A fact: Meredith Hunter was sexy at Altamont, with his electric green suit and his purple dress shirt, dancing with his sexy girlfriend who did indeed know how to dress, grooving on the Jefferson Airplane. He was sexy right up until the Hells Angels grabbed his gun and stabbed and kicked him to death. And then it was just God rest his soul and why the hell did I watch “Gimme Shelter” so many times? It took a fever for me to figure this out? You guys gave his mom $10,000, for losing her sweet, sexy, 18-year-old son. Is she still alive? If she is you need to give her some cash and make sure she’s set. Because how shitty is that, for 8 bazillion Stones-loving idiots like me to watch “Gimme Shelter” over and over and watch her son being killed onscreen. No one ever went to jail for that one, remember?
So please, hang it up. No crazy hats, no wigs. Just call it a day. Shidoobee.
Love,
WM
Why does my husband hate Prince? I love Prince. Going back (waaaaaaaaaaaay back) to his first album. And second. And third. And now, 3121 his, what, three thousand one hundred and twenty-first album, right? Which is why he numbered it that? (That sentence is so ungrammatically correct.)
It sounds like old Prince and I love it. It sounds like new Prince and I love it. Here’s the main reason I’ve always loved Prince: When You Were Mine….
“I never cared (didn’t care)/
I never was the kind to make a fuss/
When he was there/
Sleeping in between the two of us…”
…which honest to God I listened to about eight million times in a row when I was 18. OK, I still listen to Prince, old and new, all the time now. I am an addict, are you happy? Now you know. That, along with, you know, Erotic City.
“All of my purple life/
I’ve been looking for a dame/
That would wanna be my wife/
That was my intention, babe”
Prince is funny! And funky! And he makes you want to screw! What else do you need in a song, damn. So I’m attaching Wacky Dee’s review of the new album, sent in a private e-mail to his friend Extremely Wacky T, who lives in Minneapolis. (Edited to say: Excuse me — he prefers “Hockey God” to WD.)
T told me that when he moved there they made him sign a pledge devoting lifetime allegiance to Prince. He was already a fan and said “YES WHERE DO I SIGN?” That, to me, IS REASON ENOUGH TO BAIL ON PORTLAND, ORE. AND MOVE TO MINNEAPOLIS.That, alone, is reason enough for WD to say NO to Minneapolis. Based on this, I have no qualms about publishing my husband’s personal e-mails. Huh. Is that wrong? “LITTLE JAPANESE IMPORT CAR” MY ASS, WD.
Prince is a 1959 Chevy Impala with fuzzy dice.
Here’s the e:
C called Wacky Sister over the weekend — they’re hanging in. We went to see the Sprinkler, Crackerbash, Pond & Hazel reunion show on Saturday, me, Wacky Sister, and her friend C. Too loud, too fun. I (heart) Sean Croghan. I (heart) both the Croghan brothers. Don’t tell anyone it’s a secret.
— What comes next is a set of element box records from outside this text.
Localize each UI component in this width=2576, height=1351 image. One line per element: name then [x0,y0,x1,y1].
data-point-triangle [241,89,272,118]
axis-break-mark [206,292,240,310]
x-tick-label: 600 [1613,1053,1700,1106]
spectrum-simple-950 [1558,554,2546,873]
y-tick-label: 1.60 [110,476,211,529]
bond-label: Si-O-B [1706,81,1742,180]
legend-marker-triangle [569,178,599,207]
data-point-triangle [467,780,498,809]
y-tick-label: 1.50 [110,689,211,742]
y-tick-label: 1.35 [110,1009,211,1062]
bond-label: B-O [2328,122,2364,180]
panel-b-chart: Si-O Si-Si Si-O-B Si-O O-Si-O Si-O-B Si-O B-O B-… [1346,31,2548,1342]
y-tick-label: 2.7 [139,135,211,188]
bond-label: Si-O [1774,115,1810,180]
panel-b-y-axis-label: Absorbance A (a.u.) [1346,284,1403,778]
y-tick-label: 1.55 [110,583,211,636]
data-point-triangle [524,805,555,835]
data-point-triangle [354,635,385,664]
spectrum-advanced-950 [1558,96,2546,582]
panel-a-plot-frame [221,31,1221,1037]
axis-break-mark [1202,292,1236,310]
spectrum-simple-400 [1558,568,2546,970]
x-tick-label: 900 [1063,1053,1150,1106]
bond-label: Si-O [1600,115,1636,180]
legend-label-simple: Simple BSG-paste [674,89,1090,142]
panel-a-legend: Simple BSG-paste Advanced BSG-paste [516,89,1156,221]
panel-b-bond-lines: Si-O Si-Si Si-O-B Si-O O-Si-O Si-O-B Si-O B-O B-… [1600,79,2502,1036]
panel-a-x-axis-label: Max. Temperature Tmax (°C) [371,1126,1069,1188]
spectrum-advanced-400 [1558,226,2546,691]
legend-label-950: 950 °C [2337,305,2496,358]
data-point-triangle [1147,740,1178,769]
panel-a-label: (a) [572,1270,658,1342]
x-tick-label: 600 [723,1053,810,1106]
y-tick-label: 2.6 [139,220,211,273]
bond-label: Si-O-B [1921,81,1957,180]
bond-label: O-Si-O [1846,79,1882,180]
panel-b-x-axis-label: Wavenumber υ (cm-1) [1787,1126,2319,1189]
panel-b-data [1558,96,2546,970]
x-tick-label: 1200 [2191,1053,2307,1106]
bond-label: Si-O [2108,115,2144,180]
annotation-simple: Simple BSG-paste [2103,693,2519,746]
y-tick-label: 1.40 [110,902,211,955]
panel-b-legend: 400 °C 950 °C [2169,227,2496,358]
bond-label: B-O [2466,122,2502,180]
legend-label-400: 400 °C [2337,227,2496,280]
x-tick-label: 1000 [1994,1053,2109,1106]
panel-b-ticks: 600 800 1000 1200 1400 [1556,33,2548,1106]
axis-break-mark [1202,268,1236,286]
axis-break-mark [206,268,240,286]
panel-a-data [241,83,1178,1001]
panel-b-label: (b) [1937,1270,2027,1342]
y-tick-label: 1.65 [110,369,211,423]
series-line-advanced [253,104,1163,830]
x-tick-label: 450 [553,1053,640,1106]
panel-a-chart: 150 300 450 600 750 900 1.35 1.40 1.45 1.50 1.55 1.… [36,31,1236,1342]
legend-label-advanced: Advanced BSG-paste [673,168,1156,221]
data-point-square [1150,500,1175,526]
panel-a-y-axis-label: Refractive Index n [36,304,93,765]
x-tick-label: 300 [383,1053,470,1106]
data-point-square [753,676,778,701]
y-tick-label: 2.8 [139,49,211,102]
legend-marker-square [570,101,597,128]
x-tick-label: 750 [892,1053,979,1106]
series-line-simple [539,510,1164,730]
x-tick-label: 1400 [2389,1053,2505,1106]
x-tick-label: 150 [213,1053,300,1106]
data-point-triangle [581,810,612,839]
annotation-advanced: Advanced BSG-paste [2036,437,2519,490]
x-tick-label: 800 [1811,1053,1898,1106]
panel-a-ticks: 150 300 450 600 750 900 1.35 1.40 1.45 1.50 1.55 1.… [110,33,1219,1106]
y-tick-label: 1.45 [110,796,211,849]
C, if you’re reading this, we saw Sean’s brother Paul and told him you’re fine. He was glad and sends you a hello.
and now, the quote of the day: “Truth does not change according to our ability to stomach it.”
— Flannery O’Connor, writer (1925-1964)
“You! What PLANET is this!”
— McCoy, “The City on the Edge of Forever”, stardate 3134.0
Last night my Wacky Friend A and I went to the zoo to see Ozotmatli (sp?), crazy Red Hot Chili Peppers sounding band from L.A. — kinda Tower of Power, with the horns and all, and Los Lonely Boys, to whom i pledge my undying adoration.
V. good show, nice warm night, under the moon and the stars. Huge crowd. Best show i’ve ever seen at the zoo, and A agrees.